The Cardinal held McDonald to 17 points on 22 shots, swarming her with players of all sizes and cutting off her drives, while her teammates were unable to make Stanford pay for collapsing the paint.

The non-McDonald Wildcats combined for 31 points on 27.5 percent shooting. McDonald was the only player to score in double figures and none of her passes led to baskets.

Arizona coach Adia Barnes expects No. 10 Oregon State to have a similar game plan Friday in Corvallis.

“There’s gonna be five people in the paint,” she said.

That is, unless somebody steps up and helps McDonald, who Barnes has called a pass-first point guard, carry the scoring load.

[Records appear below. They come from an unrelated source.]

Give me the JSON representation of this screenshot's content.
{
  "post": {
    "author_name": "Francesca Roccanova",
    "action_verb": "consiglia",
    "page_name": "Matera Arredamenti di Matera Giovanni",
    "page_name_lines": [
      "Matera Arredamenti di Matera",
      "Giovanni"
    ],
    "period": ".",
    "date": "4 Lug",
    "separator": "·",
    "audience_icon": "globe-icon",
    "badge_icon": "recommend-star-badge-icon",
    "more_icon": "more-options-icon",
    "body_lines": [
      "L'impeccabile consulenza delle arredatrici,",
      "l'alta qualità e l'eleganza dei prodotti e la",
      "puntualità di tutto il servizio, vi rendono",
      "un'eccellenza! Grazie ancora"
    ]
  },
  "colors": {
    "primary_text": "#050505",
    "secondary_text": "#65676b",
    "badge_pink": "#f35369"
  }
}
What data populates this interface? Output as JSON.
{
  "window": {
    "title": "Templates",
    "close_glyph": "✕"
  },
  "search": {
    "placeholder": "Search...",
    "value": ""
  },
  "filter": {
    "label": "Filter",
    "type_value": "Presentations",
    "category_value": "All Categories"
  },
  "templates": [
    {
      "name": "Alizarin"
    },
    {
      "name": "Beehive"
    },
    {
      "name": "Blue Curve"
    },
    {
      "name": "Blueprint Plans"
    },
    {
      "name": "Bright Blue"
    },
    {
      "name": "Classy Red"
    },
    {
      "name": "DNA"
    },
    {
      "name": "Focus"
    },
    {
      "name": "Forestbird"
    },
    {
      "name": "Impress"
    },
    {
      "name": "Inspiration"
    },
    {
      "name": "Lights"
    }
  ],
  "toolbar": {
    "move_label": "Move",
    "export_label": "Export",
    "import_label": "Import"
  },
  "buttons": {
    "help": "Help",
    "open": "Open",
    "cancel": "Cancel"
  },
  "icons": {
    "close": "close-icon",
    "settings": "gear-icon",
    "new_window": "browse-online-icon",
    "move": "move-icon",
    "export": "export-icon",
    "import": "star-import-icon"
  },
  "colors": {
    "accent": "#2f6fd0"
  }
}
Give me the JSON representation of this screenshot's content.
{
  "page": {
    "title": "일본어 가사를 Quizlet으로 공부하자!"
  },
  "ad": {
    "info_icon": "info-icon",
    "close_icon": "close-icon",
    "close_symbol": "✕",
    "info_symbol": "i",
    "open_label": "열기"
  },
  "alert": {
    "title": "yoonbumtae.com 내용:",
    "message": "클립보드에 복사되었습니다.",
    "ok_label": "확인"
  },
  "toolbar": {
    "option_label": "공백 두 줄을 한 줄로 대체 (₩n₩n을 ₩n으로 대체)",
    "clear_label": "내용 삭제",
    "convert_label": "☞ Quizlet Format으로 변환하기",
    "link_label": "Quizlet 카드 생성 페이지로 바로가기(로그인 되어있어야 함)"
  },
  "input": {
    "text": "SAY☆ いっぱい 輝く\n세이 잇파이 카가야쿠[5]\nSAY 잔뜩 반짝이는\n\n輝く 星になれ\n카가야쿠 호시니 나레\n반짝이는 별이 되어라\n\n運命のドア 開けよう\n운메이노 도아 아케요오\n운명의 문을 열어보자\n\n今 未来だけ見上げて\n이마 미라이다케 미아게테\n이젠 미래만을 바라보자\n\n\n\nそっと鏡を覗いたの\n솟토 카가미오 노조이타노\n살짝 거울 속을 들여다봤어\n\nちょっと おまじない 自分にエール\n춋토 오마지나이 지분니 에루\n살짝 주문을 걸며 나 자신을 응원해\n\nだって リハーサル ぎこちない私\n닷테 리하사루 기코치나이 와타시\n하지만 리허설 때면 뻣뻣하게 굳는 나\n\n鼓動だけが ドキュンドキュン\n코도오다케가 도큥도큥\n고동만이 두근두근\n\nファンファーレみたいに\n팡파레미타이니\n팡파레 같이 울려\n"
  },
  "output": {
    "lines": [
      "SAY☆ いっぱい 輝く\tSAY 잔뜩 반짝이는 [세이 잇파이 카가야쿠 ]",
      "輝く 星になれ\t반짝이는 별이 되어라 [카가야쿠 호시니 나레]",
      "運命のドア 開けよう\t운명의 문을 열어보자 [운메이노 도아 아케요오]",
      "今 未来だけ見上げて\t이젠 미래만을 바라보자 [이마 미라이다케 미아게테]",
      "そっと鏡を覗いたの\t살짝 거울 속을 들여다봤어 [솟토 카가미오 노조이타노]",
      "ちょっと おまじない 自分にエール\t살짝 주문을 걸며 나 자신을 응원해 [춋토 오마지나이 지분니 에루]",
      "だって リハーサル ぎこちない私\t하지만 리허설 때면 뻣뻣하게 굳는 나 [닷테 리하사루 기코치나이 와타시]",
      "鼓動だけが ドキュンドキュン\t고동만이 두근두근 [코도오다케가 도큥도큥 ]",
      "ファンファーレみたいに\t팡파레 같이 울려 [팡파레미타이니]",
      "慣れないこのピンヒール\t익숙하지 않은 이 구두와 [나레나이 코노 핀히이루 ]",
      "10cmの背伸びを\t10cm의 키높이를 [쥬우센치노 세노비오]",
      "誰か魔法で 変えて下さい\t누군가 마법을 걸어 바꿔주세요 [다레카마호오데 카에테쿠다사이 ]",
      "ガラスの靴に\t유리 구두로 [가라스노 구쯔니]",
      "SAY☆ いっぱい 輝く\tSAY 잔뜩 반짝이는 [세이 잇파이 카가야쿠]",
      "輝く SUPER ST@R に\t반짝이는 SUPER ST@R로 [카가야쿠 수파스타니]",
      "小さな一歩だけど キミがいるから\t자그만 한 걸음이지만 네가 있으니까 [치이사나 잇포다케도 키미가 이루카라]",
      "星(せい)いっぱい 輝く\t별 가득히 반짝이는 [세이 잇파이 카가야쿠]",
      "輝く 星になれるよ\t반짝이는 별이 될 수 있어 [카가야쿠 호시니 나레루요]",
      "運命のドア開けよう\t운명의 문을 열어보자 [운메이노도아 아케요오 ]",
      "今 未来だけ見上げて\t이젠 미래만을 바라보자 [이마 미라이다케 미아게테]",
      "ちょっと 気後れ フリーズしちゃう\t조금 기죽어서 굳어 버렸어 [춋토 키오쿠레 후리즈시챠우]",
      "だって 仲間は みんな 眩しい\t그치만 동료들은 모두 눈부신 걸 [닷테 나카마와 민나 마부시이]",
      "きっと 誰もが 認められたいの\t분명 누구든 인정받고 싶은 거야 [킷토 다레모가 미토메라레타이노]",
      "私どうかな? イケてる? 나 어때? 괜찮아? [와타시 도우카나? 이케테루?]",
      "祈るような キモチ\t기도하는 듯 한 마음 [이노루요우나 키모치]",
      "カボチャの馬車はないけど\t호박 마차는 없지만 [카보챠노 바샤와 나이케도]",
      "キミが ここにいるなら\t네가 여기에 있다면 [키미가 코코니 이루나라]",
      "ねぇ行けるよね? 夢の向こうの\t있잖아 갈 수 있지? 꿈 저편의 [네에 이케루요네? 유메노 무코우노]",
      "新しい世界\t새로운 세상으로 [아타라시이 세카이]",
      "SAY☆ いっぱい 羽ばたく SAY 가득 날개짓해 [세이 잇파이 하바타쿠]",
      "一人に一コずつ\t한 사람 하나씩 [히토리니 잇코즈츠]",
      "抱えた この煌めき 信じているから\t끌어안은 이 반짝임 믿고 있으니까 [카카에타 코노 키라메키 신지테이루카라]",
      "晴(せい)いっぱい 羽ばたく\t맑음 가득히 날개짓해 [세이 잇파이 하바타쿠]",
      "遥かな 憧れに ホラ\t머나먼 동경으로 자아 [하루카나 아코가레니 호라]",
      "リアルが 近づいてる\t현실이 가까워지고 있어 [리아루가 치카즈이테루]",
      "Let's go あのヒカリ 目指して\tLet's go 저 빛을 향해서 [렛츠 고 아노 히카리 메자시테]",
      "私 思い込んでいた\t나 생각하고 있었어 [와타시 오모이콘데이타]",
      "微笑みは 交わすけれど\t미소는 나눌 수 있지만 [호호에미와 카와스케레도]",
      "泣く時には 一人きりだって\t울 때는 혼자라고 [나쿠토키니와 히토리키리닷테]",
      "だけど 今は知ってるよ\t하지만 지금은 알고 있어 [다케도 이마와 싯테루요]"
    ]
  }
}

“It’s really important,” Barnes said of finding secondary options. “I think right now we don’t rely on Aari, I think that we just sometimes stand and watch her. Not because it’s intentional, but because she’s really fast, you don’t want to get in her way, you don’t know how to move. So we’re working on that as a team. Aari is not the player that wants to (shoot that much). She just does it by default, trying to find a way to help her team. That’s the competitor she is.”

Barnes believes Arizona has players capable of being that reliable second or third option, but also thinks they are lacking confidence right now.

The numbers back that up. Arizona’s other four starters have been struggling against Pac-12 competition.

Sophomore Sam Thomas is Arizona’s second-leading scorer in conference play at 9.6 PPG, but is just 4 for 17 from 3. Freshman Cate Reese, who averaged over 14 points per game in non-conference, is only mustering 4.8 points per game against Pac-12 foes, still getting accustomed to the size and speed of the conference.

Junior Lucia Alonso is shooting well from 3 (38.9%) in conference play, but has only hoisted 18 triples in 167 minutes. Purdue transfer Dominique McBryde is averaging 6.2 points on 39 percent shooting in her first five games against the Pac-12.

Meanwhile, McDonald has logged the second-highest usage rate (40.4) in the country, a number that has only gone up in conference play.

“Sam Thomas is a really good player with a really good 3-point shot. She’s got to believe that because I believe it,” Barnes said. “And then Cate has the ability to get some rebounds, to finish. I don’t care about the Stanford game (in which Reese went 1 for 9), that happens, that will happen. But then we do a little more, set better screens, different intangible things. Dominique is solid, but I feel like Dominique could even give a little more. So I believe they all can do it. Now they got to believe it. If they don’t, I have to find a way to help them get confidence.”

To help instill that belief, Barnes is having her players shoot “a couple hundred” jumpers in practice each day.

“The bottom line is they all have the ability to do it, now we just have to do it,” she said.

The defensive-minded Wildcats have somewhat been able to survive on the Aari-or-nothing offense in conference play so far, beginning league play with a 3-2 record including two wins over Top-25 teams, but Barnes has warned that it’s not a recipe for sustained success.

By putting all of their eggs in McDonald’s basket, it leaves Arizona vulnerable to serious scoring droughts any time she has an off game or needs a breather.

The Stanford game was proof of that, as was the Utah game the Sunday prior when McDonald scored 34 of Arizona’s 64 points, but needed 30 shots to do it. The Wildcats lost to the Utes by 16 and trailed by as many as 30.

“We all have to step up for Aari because (teams) all scout, they all know Aari is our main scorer,” Reese said. “It’s important that we can step up and be there for her when they double team her, or whenever she drives to be ready to shoot.”